I wouldn't really call this a horror story, but at the very least dumb and unnecessary.

Oh, in my 7-8 year of training (1976).  I was 21-22......I went to a place I liked dancing.  I mean dancing, not drinking.  A good sparring buddy was there (I had a good friend that was black cuban, 190Lbs, an x pro boxer, and professional bouncer.  Mostly retired at 40, but would get called to fly off and clean up a bar somewhere), anyway, he wanted to introduce me to the most well know owner and instructor of the most successful dojo in town.....he was city PD also.

After little conversation, he starts running down Chinese MA.  Talking smack.  It was about that time I interrupted him and ask, "do you really kick your students in the balls like everybody says?"

Well, that was that and he was quite offended, pissed.  Whether or not I was justified...maybe not the wisest response.

Within a month his black belts started coming after me.  Once in our school and 3 times on the street.  They weren't trying to kill me or anything, just test me...and themselves.  They couldn't touch me, literally.  My defense was way to good.  4-5 punches with kicks and they'd go on there way.  The last one passed toward me on the sidewalk and tried to throw an elbow directly into my face.  I just met it with the correct block of equal force.  Mirror.  He actually said "sorry", as he continued by. A bit more serious blow.

Ok, it got worse.  The city police started giving me crap every chance they got.  They even told me i wasn't going to continue teaching in their town. This city had 100k population so the cops had no problem knowing where I was... running across me.

I don't fight or argue with police.  Can't win.  It was time to leave.  I was almost ready to go home anyway.
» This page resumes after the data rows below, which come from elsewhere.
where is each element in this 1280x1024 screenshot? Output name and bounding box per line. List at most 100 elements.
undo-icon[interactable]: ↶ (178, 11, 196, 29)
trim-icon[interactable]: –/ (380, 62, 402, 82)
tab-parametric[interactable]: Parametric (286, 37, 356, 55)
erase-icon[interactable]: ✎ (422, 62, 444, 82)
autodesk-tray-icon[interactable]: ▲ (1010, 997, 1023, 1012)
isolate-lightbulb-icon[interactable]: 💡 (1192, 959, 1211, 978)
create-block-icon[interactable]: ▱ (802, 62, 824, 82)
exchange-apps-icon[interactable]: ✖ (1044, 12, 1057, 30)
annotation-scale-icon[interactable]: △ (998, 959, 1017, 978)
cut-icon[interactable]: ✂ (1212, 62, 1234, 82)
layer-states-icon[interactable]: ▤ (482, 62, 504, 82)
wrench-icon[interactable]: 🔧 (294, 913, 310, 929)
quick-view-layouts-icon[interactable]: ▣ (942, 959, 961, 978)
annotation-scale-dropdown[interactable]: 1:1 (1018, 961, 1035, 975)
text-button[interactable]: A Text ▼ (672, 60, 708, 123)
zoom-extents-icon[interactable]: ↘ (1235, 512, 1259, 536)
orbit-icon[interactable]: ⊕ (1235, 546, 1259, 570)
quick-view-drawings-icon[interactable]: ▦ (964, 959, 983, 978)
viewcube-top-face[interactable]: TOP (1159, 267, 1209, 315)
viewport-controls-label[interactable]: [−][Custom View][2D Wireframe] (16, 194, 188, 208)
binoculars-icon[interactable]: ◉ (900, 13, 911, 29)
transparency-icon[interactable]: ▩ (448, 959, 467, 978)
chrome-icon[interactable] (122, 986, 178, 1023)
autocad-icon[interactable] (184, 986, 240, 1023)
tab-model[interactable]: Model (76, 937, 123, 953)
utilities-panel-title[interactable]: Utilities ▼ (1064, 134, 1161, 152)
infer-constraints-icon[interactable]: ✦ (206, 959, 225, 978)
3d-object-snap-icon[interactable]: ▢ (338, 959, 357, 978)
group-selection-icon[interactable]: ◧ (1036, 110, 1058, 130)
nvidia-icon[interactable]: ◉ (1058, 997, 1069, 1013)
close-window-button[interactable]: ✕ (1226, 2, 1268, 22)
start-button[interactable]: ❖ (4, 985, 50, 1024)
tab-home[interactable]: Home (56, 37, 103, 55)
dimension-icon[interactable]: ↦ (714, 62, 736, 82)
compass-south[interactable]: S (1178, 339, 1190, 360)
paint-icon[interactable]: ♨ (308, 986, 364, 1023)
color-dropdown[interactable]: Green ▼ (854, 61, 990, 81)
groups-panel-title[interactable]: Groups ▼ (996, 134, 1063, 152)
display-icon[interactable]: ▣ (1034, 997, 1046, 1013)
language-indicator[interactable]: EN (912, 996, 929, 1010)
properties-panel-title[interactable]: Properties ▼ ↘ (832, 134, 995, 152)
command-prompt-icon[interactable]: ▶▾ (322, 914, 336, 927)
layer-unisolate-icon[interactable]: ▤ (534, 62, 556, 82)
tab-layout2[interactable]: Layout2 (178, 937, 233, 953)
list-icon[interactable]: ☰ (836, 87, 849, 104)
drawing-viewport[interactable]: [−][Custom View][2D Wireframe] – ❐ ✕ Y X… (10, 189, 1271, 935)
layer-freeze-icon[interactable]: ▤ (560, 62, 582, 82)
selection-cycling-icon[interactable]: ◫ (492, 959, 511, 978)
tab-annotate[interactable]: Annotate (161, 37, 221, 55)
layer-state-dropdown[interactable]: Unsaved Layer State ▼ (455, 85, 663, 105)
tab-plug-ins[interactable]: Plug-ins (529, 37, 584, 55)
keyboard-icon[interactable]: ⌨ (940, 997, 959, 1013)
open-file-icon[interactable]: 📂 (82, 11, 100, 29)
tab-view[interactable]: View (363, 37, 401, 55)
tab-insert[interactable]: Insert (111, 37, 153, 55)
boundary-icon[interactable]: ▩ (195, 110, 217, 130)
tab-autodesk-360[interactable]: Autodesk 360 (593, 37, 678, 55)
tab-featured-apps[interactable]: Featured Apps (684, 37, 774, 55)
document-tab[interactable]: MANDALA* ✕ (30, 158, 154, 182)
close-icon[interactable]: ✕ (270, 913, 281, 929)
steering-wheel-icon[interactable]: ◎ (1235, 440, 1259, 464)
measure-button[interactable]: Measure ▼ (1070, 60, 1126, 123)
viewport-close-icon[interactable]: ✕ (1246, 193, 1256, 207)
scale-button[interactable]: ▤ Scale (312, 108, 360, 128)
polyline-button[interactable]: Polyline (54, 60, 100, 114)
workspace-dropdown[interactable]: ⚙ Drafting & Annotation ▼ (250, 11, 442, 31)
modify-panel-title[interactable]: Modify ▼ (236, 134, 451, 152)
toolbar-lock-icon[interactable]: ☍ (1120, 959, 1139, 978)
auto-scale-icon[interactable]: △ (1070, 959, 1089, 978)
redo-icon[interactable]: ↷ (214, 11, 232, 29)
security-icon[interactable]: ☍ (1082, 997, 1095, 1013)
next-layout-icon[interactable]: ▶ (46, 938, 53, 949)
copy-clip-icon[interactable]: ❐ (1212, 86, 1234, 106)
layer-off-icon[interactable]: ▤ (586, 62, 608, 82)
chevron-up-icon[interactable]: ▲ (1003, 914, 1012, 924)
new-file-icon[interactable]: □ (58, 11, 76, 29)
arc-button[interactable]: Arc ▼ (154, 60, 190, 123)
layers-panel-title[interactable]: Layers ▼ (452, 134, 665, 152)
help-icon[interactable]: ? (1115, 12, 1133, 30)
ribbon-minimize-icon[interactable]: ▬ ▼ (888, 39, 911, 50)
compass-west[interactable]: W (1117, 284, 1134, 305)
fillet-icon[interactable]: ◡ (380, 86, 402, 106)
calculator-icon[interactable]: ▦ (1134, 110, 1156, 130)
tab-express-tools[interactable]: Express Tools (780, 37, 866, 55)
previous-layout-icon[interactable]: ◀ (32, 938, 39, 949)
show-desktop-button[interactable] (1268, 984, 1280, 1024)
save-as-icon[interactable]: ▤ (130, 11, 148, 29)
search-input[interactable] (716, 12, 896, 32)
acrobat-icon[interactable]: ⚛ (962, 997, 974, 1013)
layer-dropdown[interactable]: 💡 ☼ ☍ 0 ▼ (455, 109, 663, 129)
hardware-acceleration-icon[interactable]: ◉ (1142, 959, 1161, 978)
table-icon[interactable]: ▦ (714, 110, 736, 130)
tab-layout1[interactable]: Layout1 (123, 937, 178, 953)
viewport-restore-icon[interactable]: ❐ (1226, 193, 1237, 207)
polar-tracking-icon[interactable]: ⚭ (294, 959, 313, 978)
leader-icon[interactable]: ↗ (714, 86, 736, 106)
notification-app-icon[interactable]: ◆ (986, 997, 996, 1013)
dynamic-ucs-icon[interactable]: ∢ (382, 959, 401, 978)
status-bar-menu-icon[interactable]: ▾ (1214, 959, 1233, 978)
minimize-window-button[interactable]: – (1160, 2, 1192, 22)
I stuck out my thumb and headed home later that year.

Not the wisest thing, insulting the instructor of the biggest school in town, especially if he's a ranking police officer.

A side note: Once I asked my Cuban friend if I could go with him to clean out a bar.  He told me, "sometimes it's not about being bad, it's about looking bad". 

He did.
Haha, I don't.


----------



## MA_Student (Sep 15, 2020)

Sounds like the plot of a bad Kung fu movie


----------



## EdwardA (Sep 15, 2020)

Well I couldn't live there anyway.  It was one of the most expensive little cities in the US.  Most everything was pretty good till the last year I was there.  After I started hitch-hiking, looking for work, things got even more interesting.  A lot of street fighting.  It was fortunate I was well prepared.


----------